A team of researchers led by the University of California San Diego has achieved a significant breakthrough in training four-legged robots to enhance their 3D vision. This advancement has enabled a robot to navigate challenging terrains effortlessly, including stairs, rocky surfaces, and paths with gaps, while effectively overcoming obstacles.
The researchers will be showcasing their work at the upcoming 2023 Conference on Computer Vision and Pattern Recognition (CVPR) in Vancouver, Canada, scheduled from June 18 to 22.
According to Xiaolong Wang, the senior author of the study and a professor of electrical and computer engineering at UC San Diego Jacobs School of Engineering, this new model equips the robot with a better understanding of its surroundings in 3D. Consequently, it becomes capable of operating in more complex real-world environments.
The robot is equipped with a forward-facing depth camera positioned on its head, which is angled to provide a comprehensive view of both the scene ahead and the terrain beneath it.
To enhance the robot’s 3D perception, the researchers developed a model that translates 2D images captured by the camera into 3D space. This is accomplished by analyzing a short video sequence comprising the current frame and a few previous frames. The model extracts relevant 3D information from each 2D frame, including details about the robot’s leg movements such as joint angles, joint velocities, and distance from the ground. By comparing this information between the previous frames and the current frame, the model estimates the 3D transformation between the past and the present.
By leveraging these techniques, the researchers have significantly improved the robot’s ability to perceive and understand its environment in 3D, allowing it to autonomously traverse challenging landscapes while effectively navigating obstacles along the way.
Researchers at the University of California San Diego have made significant progress in training four-legged robots to improve their 3D vision. The key advancement lies in a model that effectively synthesizes previous frames based on the current frame captured by a forward-facing depth camera on the robot’s head. By comparing the synthesized frames with the actual frames, the model refines its understanding of the 3D scene and achieves accurate representation.
This 3D representation plays a crucial role in controlling the robot’s movements. By leveraging the synthesized visual information, the robot can retain a short-term memory of its surroundings and past leg movements. This memory informs its subsequent actions and enables the robot to navigate challenging terrains while recalling what it has observed.
According to Xiaolong Wang, the lead author of the study, their approach empowers the robot with a more comprehensive understanding of its 3D environment, leading to improved performance.

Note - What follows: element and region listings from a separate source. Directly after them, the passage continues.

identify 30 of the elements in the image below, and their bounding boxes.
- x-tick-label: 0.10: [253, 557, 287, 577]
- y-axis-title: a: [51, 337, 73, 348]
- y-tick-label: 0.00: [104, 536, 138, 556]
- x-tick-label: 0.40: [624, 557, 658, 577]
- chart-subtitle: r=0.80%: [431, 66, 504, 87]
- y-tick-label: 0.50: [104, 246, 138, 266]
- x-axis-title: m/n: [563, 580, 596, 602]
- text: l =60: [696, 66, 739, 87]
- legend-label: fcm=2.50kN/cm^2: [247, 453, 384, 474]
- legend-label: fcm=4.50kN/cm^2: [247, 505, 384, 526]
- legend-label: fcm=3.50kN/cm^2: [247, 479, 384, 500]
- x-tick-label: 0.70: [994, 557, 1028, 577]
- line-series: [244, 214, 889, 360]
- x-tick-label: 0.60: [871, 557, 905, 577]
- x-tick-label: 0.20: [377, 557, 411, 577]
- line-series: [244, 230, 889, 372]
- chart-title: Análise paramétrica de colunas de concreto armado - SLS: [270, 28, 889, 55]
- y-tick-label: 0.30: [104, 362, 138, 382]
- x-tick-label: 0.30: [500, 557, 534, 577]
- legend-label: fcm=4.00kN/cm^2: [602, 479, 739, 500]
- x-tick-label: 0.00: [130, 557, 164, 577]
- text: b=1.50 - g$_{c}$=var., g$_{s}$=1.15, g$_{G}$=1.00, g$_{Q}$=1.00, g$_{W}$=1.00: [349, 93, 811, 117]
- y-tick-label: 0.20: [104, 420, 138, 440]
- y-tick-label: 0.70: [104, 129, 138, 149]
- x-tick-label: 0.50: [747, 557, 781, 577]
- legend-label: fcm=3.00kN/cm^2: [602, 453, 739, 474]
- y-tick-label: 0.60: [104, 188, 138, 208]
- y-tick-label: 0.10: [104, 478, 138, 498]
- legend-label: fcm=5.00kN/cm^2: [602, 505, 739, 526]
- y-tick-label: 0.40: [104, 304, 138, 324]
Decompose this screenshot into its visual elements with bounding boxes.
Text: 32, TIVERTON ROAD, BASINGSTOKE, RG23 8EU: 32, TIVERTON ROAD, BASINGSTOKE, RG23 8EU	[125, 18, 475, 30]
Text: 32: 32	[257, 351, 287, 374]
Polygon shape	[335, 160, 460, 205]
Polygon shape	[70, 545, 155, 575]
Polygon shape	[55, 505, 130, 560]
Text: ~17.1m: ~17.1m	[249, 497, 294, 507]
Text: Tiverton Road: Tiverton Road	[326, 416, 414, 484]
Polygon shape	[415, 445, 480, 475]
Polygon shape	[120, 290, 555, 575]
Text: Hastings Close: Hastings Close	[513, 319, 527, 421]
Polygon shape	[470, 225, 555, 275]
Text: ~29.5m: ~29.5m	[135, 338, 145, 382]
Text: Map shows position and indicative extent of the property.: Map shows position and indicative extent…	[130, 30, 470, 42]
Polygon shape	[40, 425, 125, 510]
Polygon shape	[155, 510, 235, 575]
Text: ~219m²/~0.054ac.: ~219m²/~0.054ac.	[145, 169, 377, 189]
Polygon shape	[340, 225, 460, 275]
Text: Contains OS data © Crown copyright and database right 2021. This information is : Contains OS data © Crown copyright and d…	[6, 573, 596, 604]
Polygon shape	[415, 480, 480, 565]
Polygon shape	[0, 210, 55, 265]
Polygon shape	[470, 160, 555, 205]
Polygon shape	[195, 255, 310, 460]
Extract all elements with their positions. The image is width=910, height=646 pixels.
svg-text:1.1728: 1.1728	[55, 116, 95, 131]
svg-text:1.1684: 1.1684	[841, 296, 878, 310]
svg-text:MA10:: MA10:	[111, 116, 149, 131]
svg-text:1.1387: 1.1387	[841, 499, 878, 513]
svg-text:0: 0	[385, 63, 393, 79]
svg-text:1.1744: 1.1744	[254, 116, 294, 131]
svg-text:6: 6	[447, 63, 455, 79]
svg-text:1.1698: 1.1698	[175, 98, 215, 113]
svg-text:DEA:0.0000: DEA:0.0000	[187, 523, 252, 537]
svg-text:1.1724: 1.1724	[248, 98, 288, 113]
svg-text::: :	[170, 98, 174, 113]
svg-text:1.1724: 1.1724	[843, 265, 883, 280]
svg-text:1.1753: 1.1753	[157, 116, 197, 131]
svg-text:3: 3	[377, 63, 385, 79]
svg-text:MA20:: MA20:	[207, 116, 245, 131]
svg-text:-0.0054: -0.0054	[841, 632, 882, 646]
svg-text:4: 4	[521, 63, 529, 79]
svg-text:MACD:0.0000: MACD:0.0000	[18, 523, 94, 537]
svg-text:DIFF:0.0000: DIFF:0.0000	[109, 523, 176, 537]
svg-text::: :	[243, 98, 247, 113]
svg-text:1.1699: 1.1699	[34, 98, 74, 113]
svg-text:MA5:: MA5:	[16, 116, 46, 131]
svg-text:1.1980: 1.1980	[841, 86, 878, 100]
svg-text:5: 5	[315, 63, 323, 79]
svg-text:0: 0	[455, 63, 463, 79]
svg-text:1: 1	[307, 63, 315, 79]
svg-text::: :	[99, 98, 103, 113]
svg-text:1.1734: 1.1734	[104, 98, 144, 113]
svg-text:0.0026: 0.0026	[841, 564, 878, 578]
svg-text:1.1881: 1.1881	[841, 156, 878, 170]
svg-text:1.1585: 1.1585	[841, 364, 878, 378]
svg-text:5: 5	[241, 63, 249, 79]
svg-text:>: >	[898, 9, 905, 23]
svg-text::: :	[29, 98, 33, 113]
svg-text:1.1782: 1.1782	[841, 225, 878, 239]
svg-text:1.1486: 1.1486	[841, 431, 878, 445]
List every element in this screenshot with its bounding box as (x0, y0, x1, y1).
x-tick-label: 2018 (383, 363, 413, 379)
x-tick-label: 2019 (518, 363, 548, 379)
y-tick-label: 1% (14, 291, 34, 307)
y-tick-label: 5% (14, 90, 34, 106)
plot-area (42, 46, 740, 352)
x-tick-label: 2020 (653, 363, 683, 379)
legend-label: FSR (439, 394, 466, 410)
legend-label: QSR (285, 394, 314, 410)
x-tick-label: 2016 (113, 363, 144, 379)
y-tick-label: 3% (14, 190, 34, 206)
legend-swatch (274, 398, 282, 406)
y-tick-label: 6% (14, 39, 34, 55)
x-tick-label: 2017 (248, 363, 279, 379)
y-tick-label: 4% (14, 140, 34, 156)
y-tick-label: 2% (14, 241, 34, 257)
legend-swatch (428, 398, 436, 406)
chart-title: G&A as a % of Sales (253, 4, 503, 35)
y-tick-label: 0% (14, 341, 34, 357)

The researchers’ work builds upon their prior efforts, where they combined computer vision with proprioception (the sense of movement, direction, speed, location, and touch) to enable a four-legged robot to navigate uneven terrain and avoid obstacles. The latest advancement lies in enhancing the robot’s 3D perception, which, when combined with proprioception, allows the robot to conquer more challenging landscapes.
The researchers note that their current model lacks the ability to guide the robot towards specific goals or destinations. Currently, the robot follows a straight path and avoids obstacles by deviating onto another straight path. Future work aims to integrate planning techniques and complete the navigation pipeline.
The paper’s co-authors include Ruihan Yang from UC San Diego and Ge Yang from the Massachusetts Institute of Technology.